Five Distinct Steps to Take After Hosting a Party
Oct 18th, 2009 by Alex
There are five distinct steps to be taken after hosting a party.
- Hydrate
- Send out thank you notes and emails
- Clean up kitchen
- Rinse and discard empties
- Patch server
The first step is obvious.
The second step isn’t required, but it’s something I like to do. Especially for the folks that left early or I didn’t get a chance to talk to as much. It’s nice to make sure everyone got home okay, particularly with the weather being crummy to drive in and a lot of Terps revelers being on the road.
The third and fourth go together. There’s a satisfying clink of glass as the counter contents get swept into the recycling bin.

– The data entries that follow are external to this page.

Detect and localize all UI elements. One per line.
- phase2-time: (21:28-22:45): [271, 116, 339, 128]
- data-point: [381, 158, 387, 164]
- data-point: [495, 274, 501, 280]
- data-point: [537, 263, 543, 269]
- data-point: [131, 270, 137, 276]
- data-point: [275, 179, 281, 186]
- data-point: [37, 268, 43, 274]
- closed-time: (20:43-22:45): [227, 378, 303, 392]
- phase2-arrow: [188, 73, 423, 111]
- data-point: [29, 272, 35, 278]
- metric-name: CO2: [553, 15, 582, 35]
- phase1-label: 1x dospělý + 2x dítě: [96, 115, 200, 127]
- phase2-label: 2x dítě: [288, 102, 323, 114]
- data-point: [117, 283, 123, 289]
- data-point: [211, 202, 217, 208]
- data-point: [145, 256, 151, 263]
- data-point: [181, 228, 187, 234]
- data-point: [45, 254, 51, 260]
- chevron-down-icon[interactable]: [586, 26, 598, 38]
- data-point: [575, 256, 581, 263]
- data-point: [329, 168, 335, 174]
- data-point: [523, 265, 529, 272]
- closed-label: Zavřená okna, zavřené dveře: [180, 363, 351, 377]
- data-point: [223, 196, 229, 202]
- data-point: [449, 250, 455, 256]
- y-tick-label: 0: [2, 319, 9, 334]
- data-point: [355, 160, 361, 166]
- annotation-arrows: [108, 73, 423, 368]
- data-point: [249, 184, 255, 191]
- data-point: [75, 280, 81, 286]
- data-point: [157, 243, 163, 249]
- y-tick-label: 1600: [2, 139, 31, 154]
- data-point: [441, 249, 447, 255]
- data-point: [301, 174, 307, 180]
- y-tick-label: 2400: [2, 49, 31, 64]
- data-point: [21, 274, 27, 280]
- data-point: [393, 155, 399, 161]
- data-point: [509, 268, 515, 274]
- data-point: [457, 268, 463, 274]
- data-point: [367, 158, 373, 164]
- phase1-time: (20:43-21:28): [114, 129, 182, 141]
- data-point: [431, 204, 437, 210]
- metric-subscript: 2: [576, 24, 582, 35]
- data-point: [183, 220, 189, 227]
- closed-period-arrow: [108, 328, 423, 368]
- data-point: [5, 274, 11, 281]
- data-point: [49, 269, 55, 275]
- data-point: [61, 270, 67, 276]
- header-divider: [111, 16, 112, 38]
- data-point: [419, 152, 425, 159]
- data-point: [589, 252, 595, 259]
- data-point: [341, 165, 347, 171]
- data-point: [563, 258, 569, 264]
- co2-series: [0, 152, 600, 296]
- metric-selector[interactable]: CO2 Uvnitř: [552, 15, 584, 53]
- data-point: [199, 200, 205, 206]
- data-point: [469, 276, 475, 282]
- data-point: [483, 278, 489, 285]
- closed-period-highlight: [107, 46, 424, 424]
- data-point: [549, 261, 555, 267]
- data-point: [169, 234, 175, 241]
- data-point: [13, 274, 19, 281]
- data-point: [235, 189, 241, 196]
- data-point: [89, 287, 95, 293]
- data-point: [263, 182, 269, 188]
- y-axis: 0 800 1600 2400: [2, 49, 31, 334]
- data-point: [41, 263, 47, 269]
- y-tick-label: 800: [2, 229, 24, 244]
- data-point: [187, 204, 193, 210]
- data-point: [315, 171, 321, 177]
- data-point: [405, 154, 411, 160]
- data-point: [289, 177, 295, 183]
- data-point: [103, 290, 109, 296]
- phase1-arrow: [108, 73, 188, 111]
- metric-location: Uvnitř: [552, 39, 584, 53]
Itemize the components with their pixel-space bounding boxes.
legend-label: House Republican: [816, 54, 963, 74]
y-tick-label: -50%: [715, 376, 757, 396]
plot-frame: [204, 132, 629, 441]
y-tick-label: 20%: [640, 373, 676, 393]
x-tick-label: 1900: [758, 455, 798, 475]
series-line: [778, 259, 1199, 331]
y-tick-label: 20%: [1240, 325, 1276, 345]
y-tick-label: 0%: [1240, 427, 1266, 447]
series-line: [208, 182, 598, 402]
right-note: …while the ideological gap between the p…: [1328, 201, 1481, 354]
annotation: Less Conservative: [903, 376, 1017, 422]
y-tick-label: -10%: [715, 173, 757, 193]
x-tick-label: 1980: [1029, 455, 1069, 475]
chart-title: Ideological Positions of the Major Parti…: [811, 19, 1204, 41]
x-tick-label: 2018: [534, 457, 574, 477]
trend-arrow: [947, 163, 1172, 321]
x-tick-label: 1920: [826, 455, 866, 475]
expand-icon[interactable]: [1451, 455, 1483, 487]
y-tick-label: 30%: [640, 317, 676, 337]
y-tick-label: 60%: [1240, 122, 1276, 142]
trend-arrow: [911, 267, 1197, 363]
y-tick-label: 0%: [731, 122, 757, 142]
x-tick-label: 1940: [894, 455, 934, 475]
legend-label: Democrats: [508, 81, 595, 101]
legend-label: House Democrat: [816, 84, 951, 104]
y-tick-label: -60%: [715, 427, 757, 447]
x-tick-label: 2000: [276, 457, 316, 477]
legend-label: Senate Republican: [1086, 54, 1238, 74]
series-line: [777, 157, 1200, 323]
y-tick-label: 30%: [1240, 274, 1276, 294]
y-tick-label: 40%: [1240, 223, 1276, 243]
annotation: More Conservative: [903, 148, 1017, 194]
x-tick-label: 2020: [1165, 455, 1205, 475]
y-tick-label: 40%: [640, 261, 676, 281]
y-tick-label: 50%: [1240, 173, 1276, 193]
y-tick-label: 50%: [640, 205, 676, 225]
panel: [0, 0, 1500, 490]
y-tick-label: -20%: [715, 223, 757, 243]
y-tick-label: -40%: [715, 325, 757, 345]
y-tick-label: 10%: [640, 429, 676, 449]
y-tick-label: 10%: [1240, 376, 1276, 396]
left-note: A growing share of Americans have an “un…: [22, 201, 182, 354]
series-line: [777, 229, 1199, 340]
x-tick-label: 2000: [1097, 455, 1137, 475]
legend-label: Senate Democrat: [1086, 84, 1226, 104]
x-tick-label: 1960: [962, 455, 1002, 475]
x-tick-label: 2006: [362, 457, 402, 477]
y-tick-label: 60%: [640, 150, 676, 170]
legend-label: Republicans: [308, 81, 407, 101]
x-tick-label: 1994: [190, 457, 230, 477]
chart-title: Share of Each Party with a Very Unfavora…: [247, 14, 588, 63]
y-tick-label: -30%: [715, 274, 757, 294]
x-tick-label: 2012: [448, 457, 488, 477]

And finally, the last step.
I’m not so sure about this last one, but it feels like I typically do system patching after a party. I don’t know where it’s because I’m already in clean-up mode or whether it’s that I don’t feel like moving from the recliner.
Patching from the comfort of a recliner is key.
It irks me than yum tries to install a new kernel when I attempt to upgrade python. If you exclude the kernel, the dependency resolution for libxml2-python and gamin-python fail without any clear reason. The kernel is not listed as a dependency when I do a deplist for python. If I don’t exclude it, I get the ever-classy error than the kernel I’m attempting to install is older than the one that’s already installed. I feel like I must have missed the window to install and that now I’ll have to wait until someone re-releases a never version of python whose weird dependency interaction requires a kernel version similar to or newer than I’m currently running. This is a recurring theme.
Yum is better than some of the other options out there, but there are mornings that it just isn’t doing it for me.
I thought only LAN parties involved servers.